By May, advertisers will be able to compare Pandora’s audience ratings alongside those of radio stations through services that account for 80 percent of local ad sales, Chief Executive Officer Joe Kennedy said in an interview.
The change eliminates a hurdle for ad buyers and Pandora, which is opening sales offices in the 25 biggest U.S. media markets, Kennedy said. Buyers previously had to manually research Pandora ratings. While early adopters made the effort, the change simplifies the process and will expose Pandora to a larger group of marketers, he said.
“Pandora will now be there side by side, apples to apples, in the same systems used every day to purchase radio advertising,” Kennedy said. “We get terrific visibility on these systems.”
Strata Marketing Inc. began including Pandora ratings on its network in January, Kennedy said. Mediaocean is in testing and plans to add Pandora ratings by the end of April.

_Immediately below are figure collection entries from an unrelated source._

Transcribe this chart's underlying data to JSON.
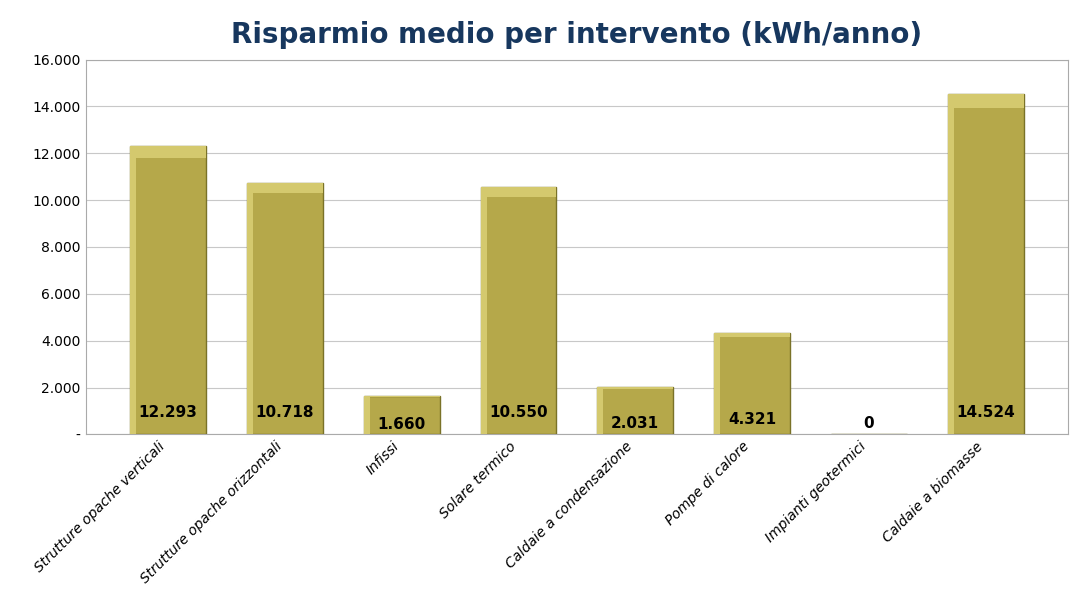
{
  "title": "Risparmio medio per intervento (kWh/anno)",
  "categories": [
    "Strutture opache verticali",
    "Strutture opache orizzontali",
    "Infissi",
    "Solare termico",
    "Caldaie a condensazione",
    "Pompe di calore",
    "Impianti geotermici",
    "Caldaie a biomasse"
  ],
  "values": [
    12293,
    10718,
    1660,
    10550,
    2031,
    4321,
    0,
    14524
  ],
  "labels": [
    "12.293",
    "10.718",
    "1.660",
    "10.550",
    "2.031",
    "4.321",
    "0",
    "14.524"
  ],
  "bar_color_face": "#b5a84a",
  "bar_color_edge": "#7a7228",
  "bar_color_light": "#d4c96e",
  "background_color": "#ffffff",
  "plot_background": "#ffffff",
  "title_color": "#17375e",
  "title_fontsize": 20,
  "tick_label_fontsize": 10,
  "value_label_fontsize": 11,
  "ylim": [
    0,
    16000
  ],
  "yticks": [
    0,
    2000,
    4000,
    6000,
    8000,
    10000,
    12000,
    14000,
    16000
  ],
  "ytick_labels": [
    "-",
    "2.000",
    "4.000",
    "6.000",
    "8.000",
    "10.000",
    "12.000",
    "14.000",
    "16.000"
  ],
  "grid_color": "#c8c8c8",
  "border_color": "#aaaaaa"
}
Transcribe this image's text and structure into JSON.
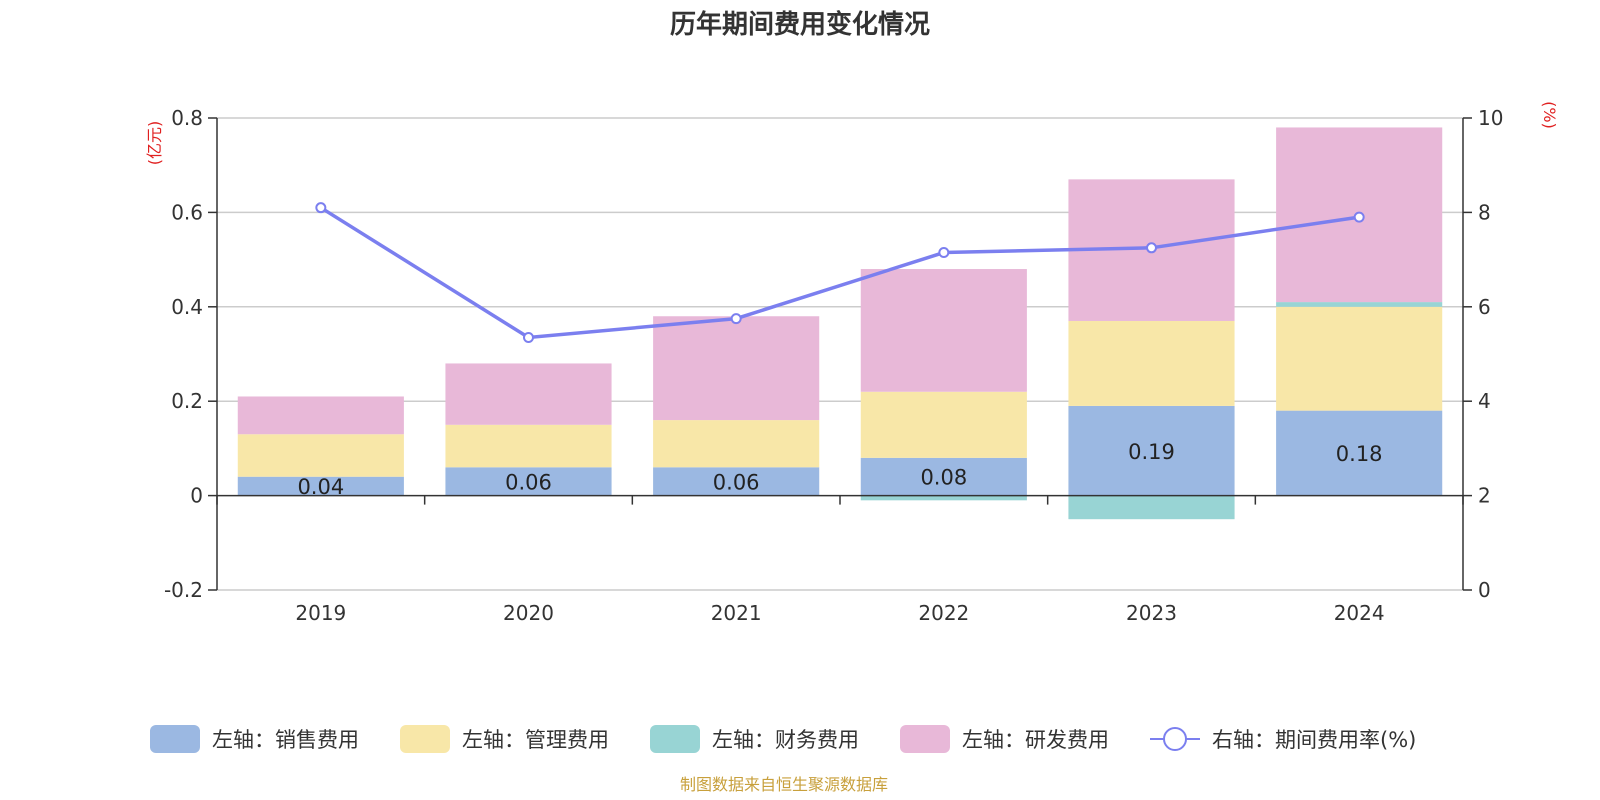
{
  "chart_data": {
    "type": "bar",
    "title": "历年期间费用变化情况",
    "left_unit": "(亿元)",
    "right_unit": "(%)",
    "categories": [
      "2019",
      "2020",
      "2021",
      "2022",
      "2023",
      "2024"
    ],
    "left_ylim": [
      -0.2,
      0.8
    ],
    "left_ticks": [
      "-0.2",
      "0",
      "0.2",
      "0.4",
      "0.6",
      "0.8"
    ],
    "right_ylim": [
      0,
      10
    ],
    "right_ticks": [
      "0",
      "2",
      "4",
      "6",
      "8",
      "10"
    ],
    "grid": true,
    "legend_position": "bottom",
    "series": [
      {
        "name": "左轴：销售费用",
        "type": "bar",
        "color": "#9bb8e2",
        "values": [
          0.04,
          0.06,
          0.06,
          0.08,
          0.19,
          0.18
        ],
        "labels": [
          "0.04",
          "0.06",
          "0.06",
          "0.08",
          "0.19",
          "0.18"
        ]
      },
      {
        "name": "左轴：管理费用",
        "type": "bar",
        "color": "#f8e7a8",
        "values": [
          0.09,
          0.09,
          0.1,
          0.14,
          0.18,
          0.22
        ]
      },
      {
        "name": "左轴：财务费用",
        "type": "bar",
        "color": "#98d4d4",
        "values": [
          0.0,
          0.0,
          0.0,
          -0.01,
          -0.05,
          0.01
        ]
      },
      {
        "name": "左轴：研发费用",
        "type": "bar",
        "color": "#e8b8d8",
        "values": [
          0.08,
          0.13,
          0.22,
          0.26,
          0.3,
          0.37
        ]
      },
      {
        "name": "右轴：期间费用率(%)",
        "type": "line",
        "color": "#7b7fef",
        "values": [
          8.1,
          5.35,
          5.75,
          7.15,
          7.25,
          7.9
        ]
      }
    ],
    "source": "制图数据来自恒生聚源数据库"
  }
}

Chicago- based Strata, with about 1,000 ad agencies, and New York-based Mediaocean have nearly equal market share, he said.
Investors will get their first peek at how ad sales fared on Strata on March 7, when Pandora reports results for the quarter ended Jan. 31. Excluding some items, analysts forecast a loss of 6 cents a share, the average of 20 estimates compiled by Bloomberg, on revenue of $122.6 million.
Pandora drew 65.6 million listeners and commanded an 8 percent share of the U.S. radio audience in January.
The company’s costs to stream music are rising faster than its ad sales. Music expenses jumped 81 percent in nine months ended Oct. 31, while ad sales gained 59 percent. Starting this month, the company capped mobile listening at 40 hours a month to contain costs.